Sabtu, 15 Maret 2014

Percakapan

Pernah baca Bab I Buku Tuhan Maha Romantis?
Judulnya Renjana. Aku membacanya jauh sebelum memegang utuh bukunya ditanganku. Pdfnya disebarluaskan sang penulis lewat twitter. Potongan kisah yang isinya kekakuan ketika bicara satu sama lain. Memulai bicara tapi malah tercipta potingan pembicaraan yang aneh.
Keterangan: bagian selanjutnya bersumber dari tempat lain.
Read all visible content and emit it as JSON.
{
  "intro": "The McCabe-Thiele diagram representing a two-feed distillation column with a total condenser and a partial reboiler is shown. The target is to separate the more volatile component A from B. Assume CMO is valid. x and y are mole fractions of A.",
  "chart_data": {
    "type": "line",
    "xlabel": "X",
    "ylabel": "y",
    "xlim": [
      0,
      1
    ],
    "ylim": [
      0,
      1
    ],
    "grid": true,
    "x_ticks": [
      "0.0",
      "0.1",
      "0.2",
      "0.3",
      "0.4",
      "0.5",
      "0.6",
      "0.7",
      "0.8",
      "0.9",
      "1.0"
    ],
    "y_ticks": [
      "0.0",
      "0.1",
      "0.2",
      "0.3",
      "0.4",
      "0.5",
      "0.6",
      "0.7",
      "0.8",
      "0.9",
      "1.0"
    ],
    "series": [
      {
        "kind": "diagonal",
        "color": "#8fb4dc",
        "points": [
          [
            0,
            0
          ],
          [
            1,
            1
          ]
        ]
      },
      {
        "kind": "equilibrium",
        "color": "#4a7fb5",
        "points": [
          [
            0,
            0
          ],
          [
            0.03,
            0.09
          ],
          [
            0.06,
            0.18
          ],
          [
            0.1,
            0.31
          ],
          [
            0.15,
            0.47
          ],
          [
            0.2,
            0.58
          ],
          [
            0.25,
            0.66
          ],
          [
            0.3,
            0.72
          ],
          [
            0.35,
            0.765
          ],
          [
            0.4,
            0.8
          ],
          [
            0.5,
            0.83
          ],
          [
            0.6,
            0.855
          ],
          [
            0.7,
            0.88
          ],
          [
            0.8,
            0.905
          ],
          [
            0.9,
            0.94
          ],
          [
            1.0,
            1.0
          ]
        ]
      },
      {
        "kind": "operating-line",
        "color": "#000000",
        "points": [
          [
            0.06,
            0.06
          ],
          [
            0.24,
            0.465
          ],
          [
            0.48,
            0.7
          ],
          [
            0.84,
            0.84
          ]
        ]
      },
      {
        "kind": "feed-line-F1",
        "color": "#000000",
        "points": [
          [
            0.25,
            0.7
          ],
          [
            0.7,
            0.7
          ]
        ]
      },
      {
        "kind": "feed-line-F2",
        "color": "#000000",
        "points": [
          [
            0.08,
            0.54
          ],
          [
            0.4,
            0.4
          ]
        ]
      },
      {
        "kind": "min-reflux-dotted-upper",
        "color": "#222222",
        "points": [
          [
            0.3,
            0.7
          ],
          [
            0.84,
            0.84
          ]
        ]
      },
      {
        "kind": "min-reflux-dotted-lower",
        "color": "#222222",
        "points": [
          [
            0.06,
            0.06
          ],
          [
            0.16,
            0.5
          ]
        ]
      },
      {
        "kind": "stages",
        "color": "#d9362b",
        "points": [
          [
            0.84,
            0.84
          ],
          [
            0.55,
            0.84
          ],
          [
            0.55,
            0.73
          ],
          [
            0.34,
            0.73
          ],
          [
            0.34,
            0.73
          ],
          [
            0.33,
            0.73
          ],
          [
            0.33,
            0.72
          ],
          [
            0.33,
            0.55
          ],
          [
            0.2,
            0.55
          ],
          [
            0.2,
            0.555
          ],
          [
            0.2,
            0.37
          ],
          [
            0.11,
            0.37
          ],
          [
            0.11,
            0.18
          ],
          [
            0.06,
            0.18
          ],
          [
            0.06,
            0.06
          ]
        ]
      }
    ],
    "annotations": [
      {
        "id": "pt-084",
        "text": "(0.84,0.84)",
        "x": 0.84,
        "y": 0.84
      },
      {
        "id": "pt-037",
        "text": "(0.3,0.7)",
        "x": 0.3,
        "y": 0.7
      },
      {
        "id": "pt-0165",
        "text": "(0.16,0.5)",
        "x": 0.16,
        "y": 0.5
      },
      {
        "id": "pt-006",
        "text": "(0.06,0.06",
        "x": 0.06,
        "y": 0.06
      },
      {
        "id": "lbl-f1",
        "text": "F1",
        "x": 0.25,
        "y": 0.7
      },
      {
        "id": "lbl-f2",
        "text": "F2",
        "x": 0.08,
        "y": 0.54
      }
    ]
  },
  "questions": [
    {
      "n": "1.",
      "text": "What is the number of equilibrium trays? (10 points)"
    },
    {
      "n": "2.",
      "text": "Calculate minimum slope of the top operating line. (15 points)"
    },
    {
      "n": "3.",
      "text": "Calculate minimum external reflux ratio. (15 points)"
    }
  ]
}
Gagu, mereka begitu. Setelah sekian lama tidak bertemu.

Itu yang tadi mau aku bilang, tapi tidak jadi. Percakapan tadi mengingatkanku pada naskah itu. Ini aneh. Aku tahu kau juga tahu ini aneh. Tapi aku biarkan saja, mengalir apa adanya. Aku sungguh tidak mau merusak bahagia-sederhana ini buat kau. Kita sama-sama tahu bukan tujuan itulah yang ingin didapatkan dari cakap kita : bukan sesuatu yang justru lebih mudah diperoleh tanpa cakap.

Nyatanya usai cakap tanpa hasil -tentu bagimu bukan tanpa hasil- kau tidak juga menanyakannya. Terserah mau beralasan seperti apa, toh kita sama-sama tertawa dalam hati; untuk sesekali menyadari kebodohan masing-masing. Aku tahu rasanya. Sungguh tahu. Tapi aku bersyukur jika kau tidak menerka-nerka. Nanti tambah perih jadinya.

Hei, bahkan sejauh ini aku belum bertanya. Kau yang disana, apa kabar? Perlukah sama-sama bicara pada bulan den gemintang dari sudut masing-masing? Ehm, mungkin tidak, biar Tuhan yang mengarahkan. Mungkin begitu, ah...sudahlah. Usai, selesai.